I think I have empty nest syndrome.
It’s (almost) funny really. I always considered the idea nonsense. Nobody to worry about but oneself? Heaven! I’d spread out, go feral, drink gin for breakfast, eat toast for dinner, and only have myself to account for.
But the thing is, for the last 28 years I have been a mother. I have fussed and fretted, and loved unfettered and unconditionally; I have managed, schemed, and made-a-plan, always with my children my first concern. A teenage mum, I have never been a grown-up alone.
And then along the way, as my boys pushed off incrementally, I got dogs, and particularly my recently-deceased pup – possibly the most adoring dog the world has ever known. I was her mummy too. Gently, she filled the growing gap that I pretended wasn’t there.
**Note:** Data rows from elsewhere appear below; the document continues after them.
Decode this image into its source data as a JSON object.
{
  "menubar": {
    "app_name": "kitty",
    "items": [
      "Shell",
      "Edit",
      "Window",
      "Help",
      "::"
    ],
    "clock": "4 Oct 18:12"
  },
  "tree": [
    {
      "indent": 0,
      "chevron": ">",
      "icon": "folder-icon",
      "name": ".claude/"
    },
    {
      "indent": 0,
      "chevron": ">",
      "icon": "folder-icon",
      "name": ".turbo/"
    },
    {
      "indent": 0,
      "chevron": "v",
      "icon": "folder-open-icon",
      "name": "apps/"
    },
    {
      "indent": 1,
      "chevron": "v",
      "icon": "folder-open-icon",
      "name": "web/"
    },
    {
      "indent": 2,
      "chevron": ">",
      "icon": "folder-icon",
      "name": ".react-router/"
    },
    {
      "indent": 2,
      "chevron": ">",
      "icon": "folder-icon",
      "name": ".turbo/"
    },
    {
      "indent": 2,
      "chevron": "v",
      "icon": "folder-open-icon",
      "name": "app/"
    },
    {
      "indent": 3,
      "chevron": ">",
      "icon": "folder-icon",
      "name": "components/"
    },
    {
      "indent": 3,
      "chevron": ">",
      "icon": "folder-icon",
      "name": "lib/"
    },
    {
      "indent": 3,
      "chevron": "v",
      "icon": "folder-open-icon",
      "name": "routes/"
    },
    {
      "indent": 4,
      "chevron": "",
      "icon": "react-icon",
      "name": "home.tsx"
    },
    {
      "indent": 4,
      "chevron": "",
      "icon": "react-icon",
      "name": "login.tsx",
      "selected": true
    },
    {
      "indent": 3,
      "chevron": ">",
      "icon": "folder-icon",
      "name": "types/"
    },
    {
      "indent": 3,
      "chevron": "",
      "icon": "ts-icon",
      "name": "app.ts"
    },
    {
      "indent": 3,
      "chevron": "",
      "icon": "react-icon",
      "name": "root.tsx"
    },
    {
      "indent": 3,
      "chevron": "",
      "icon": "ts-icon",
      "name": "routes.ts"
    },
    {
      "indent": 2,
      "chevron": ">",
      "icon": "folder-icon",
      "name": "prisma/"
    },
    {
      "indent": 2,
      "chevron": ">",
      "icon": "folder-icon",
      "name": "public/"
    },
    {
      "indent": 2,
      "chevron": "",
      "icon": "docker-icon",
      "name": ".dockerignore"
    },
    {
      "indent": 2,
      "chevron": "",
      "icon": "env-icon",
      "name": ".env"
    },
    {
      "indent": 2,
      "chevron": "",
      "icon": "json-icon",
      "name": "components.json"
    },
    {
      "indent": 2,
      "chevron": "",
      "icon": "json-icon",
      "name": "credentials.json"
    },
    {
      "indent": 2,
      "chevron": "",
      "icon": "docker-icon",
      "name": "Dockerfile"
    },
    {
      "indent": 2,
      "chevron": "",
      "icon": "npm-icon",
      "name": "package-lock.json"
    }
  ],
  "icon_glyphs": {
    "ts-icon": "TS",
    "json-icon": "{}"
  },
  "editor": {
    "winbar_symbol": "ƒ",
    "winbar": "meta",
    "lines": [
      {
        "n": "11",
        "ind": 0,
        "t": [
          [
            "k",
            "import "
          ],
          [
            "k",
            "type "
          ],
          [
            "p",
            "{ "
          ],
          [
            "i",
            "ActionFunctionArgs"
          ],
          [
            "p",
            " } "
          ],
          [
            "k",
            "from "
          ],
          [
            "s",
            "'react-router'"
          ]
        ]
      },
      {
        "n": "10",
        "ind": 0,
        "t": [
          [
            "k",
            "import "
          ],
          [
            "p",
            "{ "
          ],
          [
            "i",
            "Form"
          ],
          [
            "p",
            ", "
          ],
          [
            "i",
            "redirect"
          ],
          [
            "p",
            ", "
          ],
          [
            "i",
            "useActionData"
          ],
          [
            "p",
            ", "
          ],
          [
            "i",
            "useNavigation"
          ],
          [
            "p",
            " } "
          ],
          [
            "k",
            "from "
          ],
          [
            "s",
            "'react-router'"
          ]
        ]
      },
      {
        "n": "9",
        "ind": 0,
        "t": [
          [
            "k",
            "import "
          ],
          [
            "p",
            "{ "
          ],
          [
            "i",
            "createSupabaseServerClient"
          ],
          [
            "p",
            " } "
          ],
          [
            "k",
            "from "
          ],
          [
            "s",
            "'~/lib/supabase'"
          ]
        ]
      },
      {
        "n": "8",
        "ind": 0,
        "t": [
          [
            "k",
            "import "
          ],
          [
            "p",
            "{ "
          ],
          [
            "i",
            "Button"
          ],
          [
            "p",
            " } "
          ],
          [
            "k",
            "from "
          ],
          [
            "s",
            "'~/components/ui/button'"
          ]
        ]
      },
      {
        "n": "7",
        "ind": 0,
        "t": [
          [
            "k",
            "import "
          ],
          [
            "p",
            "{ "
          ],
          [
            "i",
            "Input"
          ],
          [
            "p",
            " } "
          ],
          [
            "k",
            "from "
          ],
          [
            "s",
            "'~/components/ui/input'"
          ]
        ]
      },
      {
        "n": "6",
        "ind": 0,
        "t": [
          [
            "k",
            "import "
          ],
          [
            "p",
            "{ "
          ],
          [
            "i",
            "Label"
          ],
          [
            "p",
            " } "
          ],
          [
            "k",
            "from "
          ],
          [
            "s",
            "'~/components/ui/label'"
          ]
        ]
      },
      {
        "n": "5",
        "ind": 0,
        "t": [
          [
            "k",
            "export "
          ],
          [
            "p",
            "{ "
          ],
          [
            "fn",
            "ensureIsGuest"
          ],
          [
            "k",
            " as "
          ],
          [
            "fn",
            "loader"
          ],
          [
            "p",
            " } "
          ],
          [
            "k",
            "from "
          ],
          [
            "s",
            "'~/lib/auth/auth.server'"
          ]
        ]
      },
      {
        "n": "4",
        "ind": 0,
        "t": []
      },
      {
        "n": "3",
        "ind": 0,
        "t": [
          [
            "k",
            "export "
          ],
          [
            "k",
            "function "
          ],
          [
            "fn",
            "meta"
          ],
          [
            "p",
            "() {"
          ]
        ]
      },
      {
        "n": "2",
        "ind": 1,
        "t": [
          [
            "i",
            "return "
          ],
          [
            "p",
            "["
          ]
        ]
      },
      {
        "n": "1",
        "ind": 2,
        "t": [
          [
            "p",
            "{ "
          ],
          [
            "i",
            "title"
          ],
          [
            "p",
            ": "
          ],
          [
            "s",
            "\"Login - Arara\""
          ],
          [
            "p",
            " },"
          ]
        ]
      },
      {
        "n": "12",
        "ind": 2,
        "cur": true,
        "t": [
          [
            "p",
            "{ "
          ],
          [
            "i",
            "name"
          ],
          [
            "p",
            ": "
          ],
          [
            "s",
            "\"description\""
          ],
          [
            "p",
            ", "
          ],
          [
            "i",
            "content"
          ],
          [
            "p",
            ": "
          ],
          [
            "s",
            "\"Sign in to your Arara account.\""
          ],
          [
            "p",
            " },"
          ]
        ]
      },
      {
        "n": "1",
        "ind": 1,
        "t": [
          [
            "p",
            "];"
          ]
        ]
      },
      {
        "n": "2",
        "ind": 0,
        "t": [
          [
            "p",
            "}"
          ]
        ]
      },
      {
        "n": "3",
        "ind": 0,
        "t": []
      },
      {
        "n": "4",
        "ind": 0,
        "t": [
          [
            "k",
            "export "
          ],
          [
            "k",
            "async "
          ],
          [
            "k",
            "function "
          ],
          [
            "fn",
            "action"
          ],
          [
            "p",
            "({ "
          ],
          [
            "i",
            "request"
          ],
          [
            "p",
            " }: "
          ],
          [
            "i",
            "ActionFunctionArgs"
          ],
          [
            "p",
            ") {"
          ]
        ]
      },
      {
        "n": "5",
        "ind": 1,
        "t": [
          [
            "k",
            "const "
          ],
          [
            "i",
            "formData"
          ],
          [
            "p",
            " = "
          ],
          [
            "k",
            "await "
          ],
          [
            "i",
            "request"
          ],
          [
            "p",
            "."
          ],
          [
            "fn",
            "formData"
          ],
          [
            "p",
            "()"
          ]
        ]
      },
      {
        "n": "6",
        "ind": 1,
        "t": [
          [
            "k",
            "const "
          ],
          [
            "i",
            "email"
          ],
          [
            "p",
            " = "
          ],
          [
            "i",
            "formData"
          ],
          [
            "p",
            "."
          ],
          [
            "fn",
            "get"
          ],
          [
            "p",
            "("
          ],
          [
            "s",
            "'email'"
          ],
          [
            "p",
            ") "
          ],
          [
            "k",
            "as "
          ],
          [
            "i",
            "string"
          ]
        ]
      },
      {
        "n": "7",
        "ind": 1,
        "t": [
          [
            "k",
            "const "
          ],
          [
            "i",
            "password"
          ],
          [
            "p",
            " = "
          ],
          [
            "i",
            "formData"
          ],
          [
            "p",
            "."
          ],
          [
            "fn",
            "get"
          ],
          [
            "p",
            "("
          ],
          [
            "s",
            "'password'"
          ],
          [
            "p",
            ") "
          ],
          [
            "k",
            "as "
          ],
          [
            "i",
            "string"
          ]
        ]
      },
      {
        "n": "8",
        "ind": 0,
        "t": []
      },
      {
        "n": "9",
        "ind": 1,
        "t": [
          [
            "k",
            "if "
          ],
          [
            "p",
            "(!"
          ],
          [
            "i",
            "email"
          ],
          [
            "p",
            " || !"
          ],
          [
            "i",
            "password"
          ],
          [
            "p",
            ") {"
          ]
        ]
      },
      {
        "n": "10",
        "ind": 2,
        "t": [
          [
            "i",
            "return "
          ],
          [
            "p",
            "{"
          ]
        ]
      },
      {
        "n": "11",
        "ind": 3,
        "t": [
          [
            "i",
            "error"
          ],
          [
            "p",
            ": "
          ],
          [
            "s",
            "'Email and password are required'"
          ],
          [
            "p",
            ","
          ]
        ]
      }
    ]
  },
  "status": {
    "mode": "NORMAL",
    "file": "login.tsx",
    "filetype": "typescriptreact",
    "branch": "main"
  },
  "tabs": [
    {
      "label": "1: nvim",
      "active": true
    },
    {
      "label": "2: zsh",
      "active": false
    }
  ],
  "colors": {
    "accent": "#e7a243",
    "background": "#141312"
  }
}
Still, that hole quietly opened as my boys went off sporadically, in fits, in starts, in lengthening absences, growing in independence.
Now, for the first time in my adult life, no one is my responsibility. No one needs me. Over the last three months I have realised that I am lost. As the years went by, I came to rely on my sons and, later, my sad-eyed little dog more than they did on me, for companionship, affection, laughter … for purpose.
So somehow, somewhere in this strange new funk I have a decision to make: what on earth will I do for the rest of my life?